Let us hope that in 2015, the Jammeh regime will adopt a set of fiscal and monetary policies that addresses the urgent and pressing issues facing an economy that is contracting at an alarming rate. Ordinary Gambians are suffering unnecessarily as a result of government neglect.
Inflation is a problem that is partially being fueled by government that is spending scarce resources in expensive and non-productive projects. State-sponsored celebrations should stop, 5-day workweek restored and domestic borrowing limited to the essentials to bring the deficit under control.
Transparency in the budget process must be reintroduced, including a staff audit of the civil and public services, starting with the security forces.
While the reestablishment of the Major Tenders Board is welcomed, we were shocked to learn that it had been abolished thus rendering the tender process opaque, partial and expensive. What other institutional safeguards have been dismantled without the knowledge of the general public?
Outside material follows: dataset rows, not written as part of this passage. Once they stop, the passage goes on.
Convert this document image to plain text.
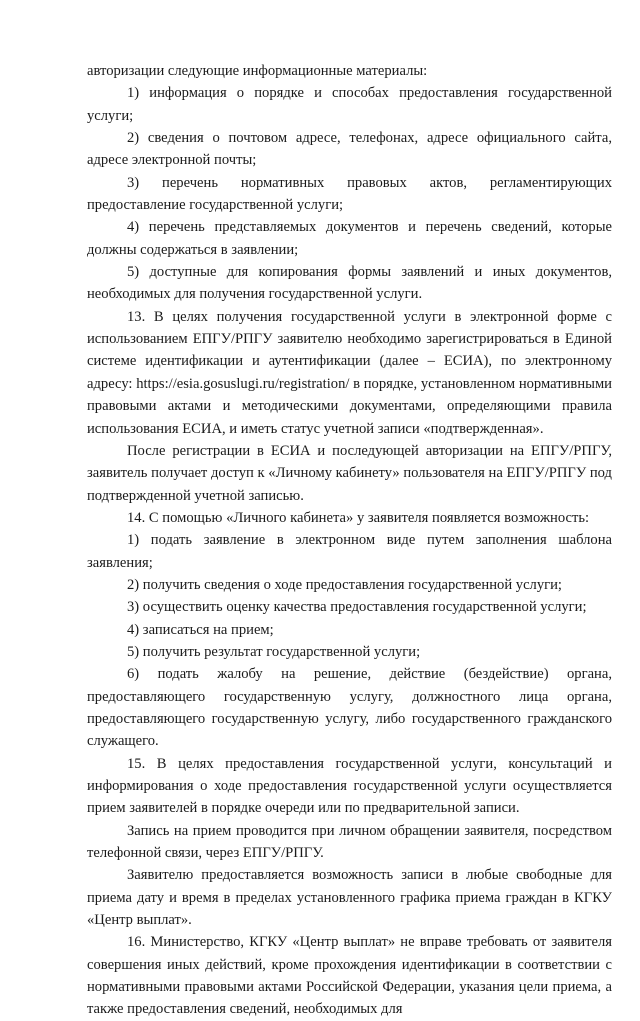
авторизации следующие информационные материалы:

1) информация о порядке и способах предоставления государственной услуги;

2) сведения о почтовом адресе, телефонах, адресе официального сайта, адресе электронной почты;

3) перечень нормативных правовых актов, регламентирующих предоставление государственной услуги;

4) перечень представляемых документов и перечень сведений, которые должны содержаться в заявлении;

5) доступные для копирования формы заявлений и иных документов, необходимых для получения государственной услуги.

13. В целях получения государственной услуги в электронной форме с использованием ЕПГУ/РПГУ заявителю необходимо зарегистрироваться в Единой системе идентификации и аутентификации (далее – ЕСИА), по электронному адресу: https://esia.gosuslugi.ru/registration/ в порядке, установленном нормативными правовыми актами и методическими документами, определяющими правила использования ЕСИА, и иметь статус учетной записи «подтвержденная».

После регистрации в ЕСИА и последующей авторизации на ЕПГУ/РПГУ, заявитель получает доступ к «Личному кабинету» пользователя на ЕПГУ/РПГУ под подтвержденной учетной записью.

14. С помощью «Личного кабинета» у заявителя появляется возможность:

1) подать заявление в электронном виде путем заполнения шаблона заявления;

2) получить сведения о ходе предоставления государственной услуги;

3) осуществить оценку качества предоставления государственной услуги;

4) записаться на прием;

5) получить результат государственной услуги;

6) подать жалобу на решение, действие (бездействие) органа, предоставляющего государственную услугу, должностного лица органа, предоставляющего государственную услугу, либо государственного гражданского служащего.

15. В целях предоставления государственной услуги, консультаций и информирования о ходе предоставления государственной услуги осуществляется прием заявителей в порядке очереди или по предварительной записи.

Запись на прием проводится при личном обращении заявителя, посредством телефонной связи, через ЕПГУ/РПГУ.

Заявителю предоставляется возможность записи в любые свободные для приема дату и время в пределах установленного графика приема граждан в КГКУ «Центр выплат».

16. Министерство, КГКУ «Центр выплат» не вправе требовать от заявителя совершения иных действий, кроме прохождения идентификации в соответствии с нормативными правовыми актами Российской Федерации, указания цели приема, а также предоставления сведений, необходимых для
Gambians are currently suffering as a result of the high cost of living due to price inflation. Basic commodities are now priced beyond the reach of ordinary citizens while the 0.02% of Banjul-based plutocrats are disproportionally benefiting
from deliberately skewed government policies. This unbalanced "growth" is contributing to the contraction of the economy that has been sapped of the purchasing power of the "middle class" ( for lack of a better classification) whose wages have stagnated for 20 years.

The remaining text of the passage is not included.